Comprehensive biography of the tech pioneer who transformed IBM into a digital giant.
As early as 1964, Tom Watson Jr. (1914-1993) was “widely esteemed as the most successful head of a major corporation in mid-twentieth-century America.” He wasn’t the easiest person to get along with, given to excoriating underperformers, but he was also democratically inclined, at a far remove from his father’s aloof demeanor. By McElvenny and Wortman’s account, Watson’s greatest success was developing a computer that, thanks to a relatively simplified operating system, was compatible with other machines, offering “solutions to myriad problems previously beyond calculation, even imagining.” This machine provided an essential underpinning for the modern economy, making possible the use of credit cards, improving inventory management, and eventually forming a network of computers and servers that would become the internet.

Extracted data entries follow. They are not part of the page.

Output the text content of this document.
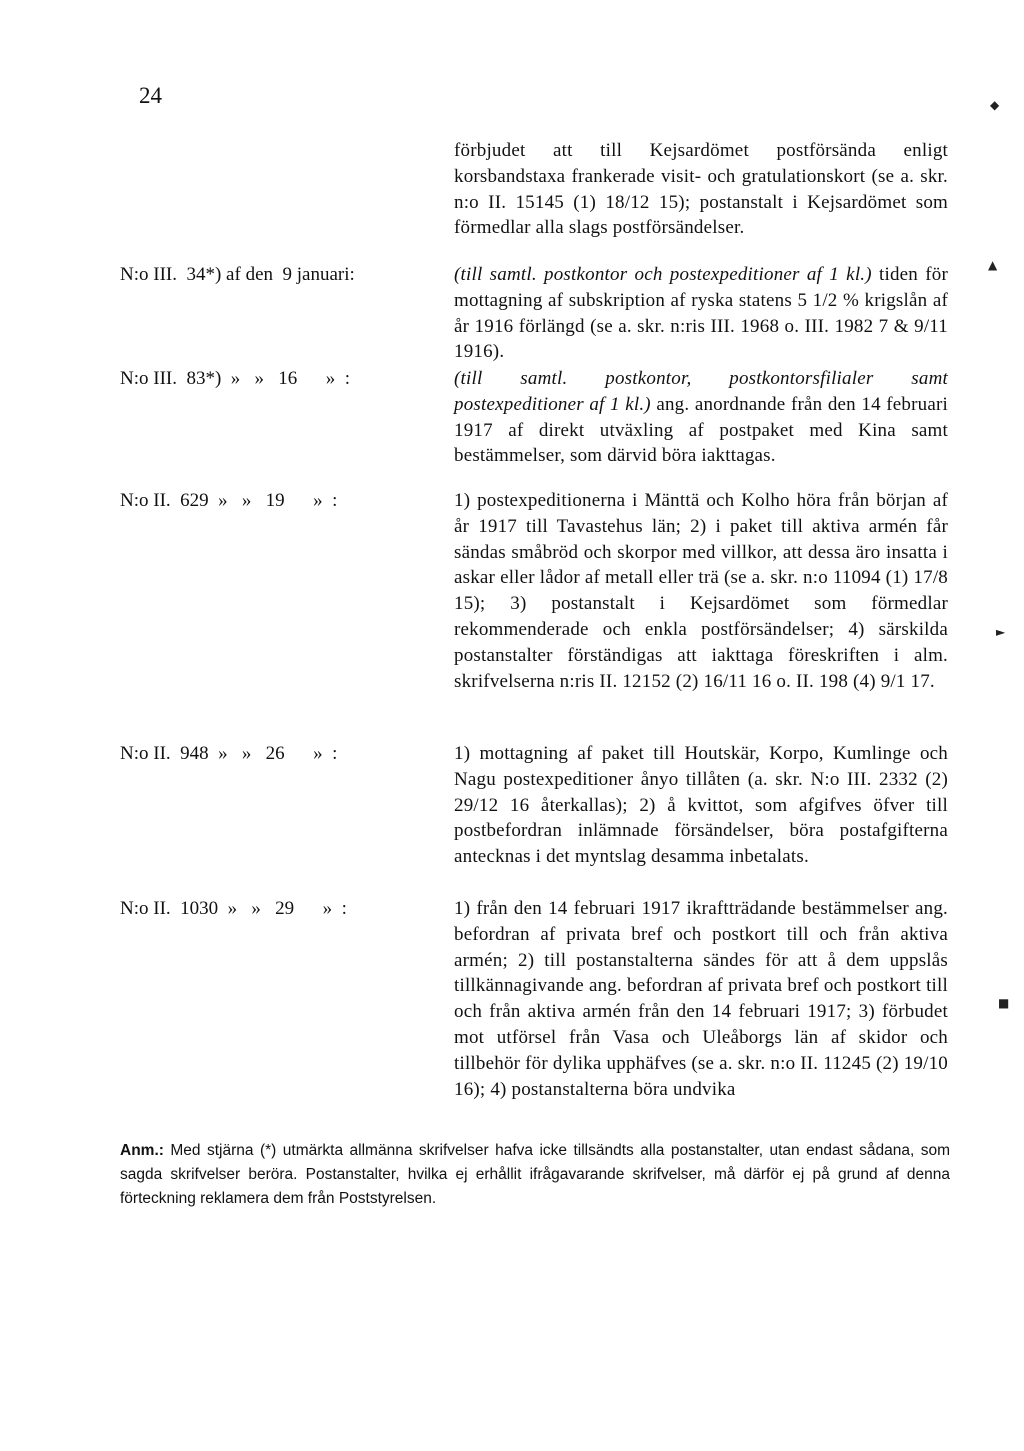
24
förbjudet att till Kejsardömet postförsända enligt korsbandstaxa frankerade visit- och gratulationskort (se a. skr. n:o II. 15145 (1) 18/12 15); postanstalt i Kejsardömet som förmedlar alla slags postförsändelser.
N:o III.  34*) af den  9 januari:	(till samtl. postkontor och postexpeditioner af 1 kl.) tiden för mottagning af subskription af ryska statens 5 1/2 % krigslån af år 1916 förlängd (se a. skr. n:ris III. 1968 o. III. 1982 7 & 9/11 1916).
N:o III.  83*)  »   »   16      »  :	(till samtl. postkontor, postkontorsfilialer samt postexpeditioner af 1 kl.) ang. anordnande från den 14 februari 1917 af direkt utväxling af postpaket med Kina samt bestämmelser, som därvid böra iakttagas.
N:o II.  629  »   »   19      »  :	1) postexpeditionerna i Mänttä och Kolho höra från början af år 1917 till Tavastehus län; 2) i paket till aktiva armén får sändas småbröd och skorpor med villkor, att dessa äro insatta i askar eller lådor af metall eller trä (se a. skr. n:o 11094 (1) 17/8 15); 3) postanstalt i Kejsardömet som förmedlar rekommenderade och enkla postförsändelser; 4) särskilda postanstalter förständigas att iakttaga föreskriften i alm. skrifvelserna n:ris II. 12152 (2) 16/11 16 o. II. 198 (4) 9/1 17.
N:o II.  948  »   »   26      »  :	1) mottagning af paket till Houtskär, Korpo, Kumlinge och Nagu postexpeditioner ånyo tillåten (a. skr. N:o III. 2332 (2) 29/12 16 återkallas); 2) å kvittot, som afgifves öfver till postbefordran inlämnade försändelser, böra postafgifterna antecknas i det myntslag desamma inbetalats.
N:o II.  1030  »   »   29      »  :	1) från den 14 februari 1917 ikraftträdande bestämmelser ang. befordran af privata bref och postkort till och från aktiva armén; 2) till postanstalterna sändes för att å dem uppslås tillkännagivande ang. befordran af privata bref och postkort till och från aktiva armén från den 14 februari 1917; 3) förbudet mot utförsel från Vasa och Uleåborgs län af skidor och tillbehör för dylika upphäfves (se a. skr. n:o II. 11245 (2) 19/10 16); 4) postanstalterna böra undvika
Anm.: Med stjärna (*) utmärkta allmänna skrifvelser hafva icke tillsändts alla postanstalter, utan endast sådana, som sagda skrifvelser beröra. Postanstalter, hvilka ej erhållit ifrågavarande skrifvelser, må därför ej på grund af denna förteckning reklamera dem från Poststyrelsen.
◆
▲
►
■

The authors take numerous detours in this history, with one pressing concern being to exonerate IBM from the charge that it helped the Hitler regime. While technology was provided to the Nazis via a subsidiary organization, Watson’s father, they argue, disengaged from the German state well before the U.S. entered World War II, when Watson Sr. “put IBM and its comprehensive social and business culture in the service of the US and its allies.” IBM would become a linchpin in the Cold War technological economy, with Watson Jr. inaugurating a transformation into the new world of personal computing and, at one point, hiring more than 2,000 programmers to develop software. On that note, the authors let some of the air out of the legend that Bill Gates skunked IBM by developing MS DOS as industry-standard software, noting that IBM would have courted antitrust scrutiny had it required a proprietary system. In a swift-moving narrative, the authors make clear that Watson was a man of parts, one of the prime shapers of the modern technological world.
A readable and revealing work of business and tech history.